We are all prone to beating ourselves up when we make mistakes. But mistakes are a fact of life. And perfectionism, the inability to tolerate mistakes in ourselves, or others, is harmful. I’d say it’s a form of idolatry. It is worshipping a false perception of ourselves. It’s trying to take the place of God, who is the only one without faults. This doesn’t mean that we shouldn’t try our best, that we shouldn’t seek after the truth, that we shouldn’t do what is right. But we absolutely should not live with an unrealistic idea of ourselves.
Perfect wisdom is impossible. The same sentiment is echoed elsewhere in Scripture, maybe most clearly in Job. Job says in chapter 28 of his book, “Do people know where to find wisdom and understanding? No, it is not found among the living.” The mysteries of life are beyond our comprehension. In Isaiah, God declares, “as high as the heavens are above the sea, so my thoughts are higher than yours and my ways higher than yours.” Job went on to say in chapter 28, “The fear of the Lord is true wisdom.” QOHELETH says something very similar in the last chapter of Ecclesiastes: “Obey God and do his will.” That is true wisdom. But just as no one can be perfectly righteous, so no one can be perfectly wise.
Moving along, verses 26-29 are seen in a rather negative light by many commentators. Many see them echoing the patriarchal attitudes towards women that were common in the ancient Near East world, that women were inherently less able to
do what is right than men. But that’s not the only way to interpret them. Dr. Dorsey, who did this translation, sees them more in line with Proverbs, where wisdom and folly are both personified as women. There is a seductive nature to folly. It seems good in so many ways, especially when many in the world follow in her ways. But she is a snare, a trap. Only those who seek God will escape her.

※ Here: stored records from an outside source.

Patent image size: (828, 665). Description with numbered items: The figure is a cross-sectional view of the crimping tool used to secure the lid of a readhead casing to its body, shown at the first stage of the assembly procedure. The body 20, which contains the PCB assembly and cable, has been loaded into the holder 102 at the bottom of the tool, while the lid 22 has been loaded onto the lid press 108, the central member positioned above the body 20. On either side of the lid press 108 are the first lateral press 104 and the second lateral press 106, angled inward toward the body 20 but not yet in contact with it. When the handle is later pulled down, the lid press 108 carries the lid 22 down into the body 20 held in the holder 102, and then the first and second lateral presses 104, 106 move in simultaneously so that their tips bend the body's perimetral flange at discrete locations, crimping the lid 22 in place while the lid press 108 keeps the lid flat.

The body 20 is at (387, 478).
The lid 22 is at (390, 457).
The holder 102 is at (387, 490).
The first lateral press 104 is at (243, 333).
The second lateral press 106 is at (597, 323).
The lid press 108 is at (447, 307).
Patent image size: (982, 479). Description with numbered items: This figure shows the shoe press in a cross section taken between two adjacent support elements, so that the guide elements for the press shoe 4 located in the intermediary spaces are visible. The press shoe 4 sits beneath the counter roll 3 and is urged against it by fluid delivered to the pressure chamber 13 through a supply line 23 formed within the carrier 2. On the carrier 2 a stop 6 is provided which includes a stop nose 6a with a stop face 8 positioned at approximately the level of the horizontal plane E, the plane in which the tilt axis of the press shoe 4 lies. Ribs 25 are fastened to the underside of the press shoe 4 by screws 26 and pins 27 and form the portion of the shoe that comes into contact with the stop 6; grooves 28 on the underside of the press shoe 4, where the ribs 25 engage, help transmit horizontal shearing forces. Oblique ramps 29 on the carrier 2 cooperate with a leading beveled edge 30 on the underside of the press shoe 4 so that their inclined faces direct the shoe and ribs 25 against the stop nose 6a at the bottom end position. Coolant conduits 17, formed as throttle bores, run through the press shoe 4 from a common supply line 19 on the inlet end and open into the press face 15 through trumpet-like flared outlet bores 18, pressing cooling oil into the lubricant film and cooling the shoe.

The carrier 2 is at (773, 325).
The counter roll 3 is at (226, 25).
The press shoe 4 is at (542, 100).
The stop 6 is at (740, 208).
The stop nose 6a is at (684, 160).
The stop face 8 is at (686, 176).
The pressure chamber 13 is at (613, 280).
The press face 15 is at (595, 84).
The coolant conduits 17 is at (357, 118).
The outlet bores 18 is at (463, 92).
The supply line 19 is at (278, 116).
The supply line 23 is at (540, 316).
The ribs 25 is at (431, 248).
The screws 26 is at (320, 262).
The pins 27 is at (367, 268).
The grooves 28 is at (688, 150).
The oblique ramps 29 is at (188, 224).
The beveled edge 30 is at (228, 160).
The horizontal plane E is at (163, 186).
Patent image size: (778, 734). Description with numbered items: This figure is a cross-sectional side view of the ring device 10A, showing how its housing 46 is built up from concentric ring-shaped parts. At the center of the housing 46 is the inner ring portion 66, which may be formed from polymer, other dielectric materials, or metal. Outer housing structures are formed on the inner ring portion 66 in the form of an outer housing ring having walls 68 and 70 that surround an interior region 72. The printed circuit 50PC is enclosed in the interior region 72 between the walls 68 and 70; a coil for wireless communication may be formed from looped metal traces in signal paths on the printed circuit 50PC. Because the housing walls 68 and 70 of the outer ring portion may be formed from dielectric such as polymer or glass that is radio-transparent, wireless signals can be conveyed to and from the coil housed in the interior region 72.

QOHELETH returns here at the end of chapter 7 to the idea that perfect righteousness is not to be found among people. But he doesn’t blame God for this. God made humankind righteous and upright, but we have “complicated” the world, as some translate this verse. This is a way of explaining the fall from grace that happens in Genesis chapter 3. The world is complicated. Right and wrong are seldom as obvious of choices as we would want them to be. God’s good design is perverted.
QOHELETH moves on in chapter 8 to say, “Obey the king.” Assuming that QOHELETH is King Solomon, it seems a rather self-serving piece of advice, right? Well, yes, but the general principle is still true: Life goes easier when we obey the law of the land. And assuming that those laws don’t defy God, then we should. Any loyalty to people must be limited by loyalty to God. “We must obey God rather than human beings,” Peter and John said to the Sanhedrin in the book of Acts.
“The wise person knows how and when to do things.” And yet, the future remains uncertain. The only real certainty is death.
This goes back to the subject at the start of the chapter: Death is the great inevitability. The height of wisdom is to fear God and to live life in preparation for death.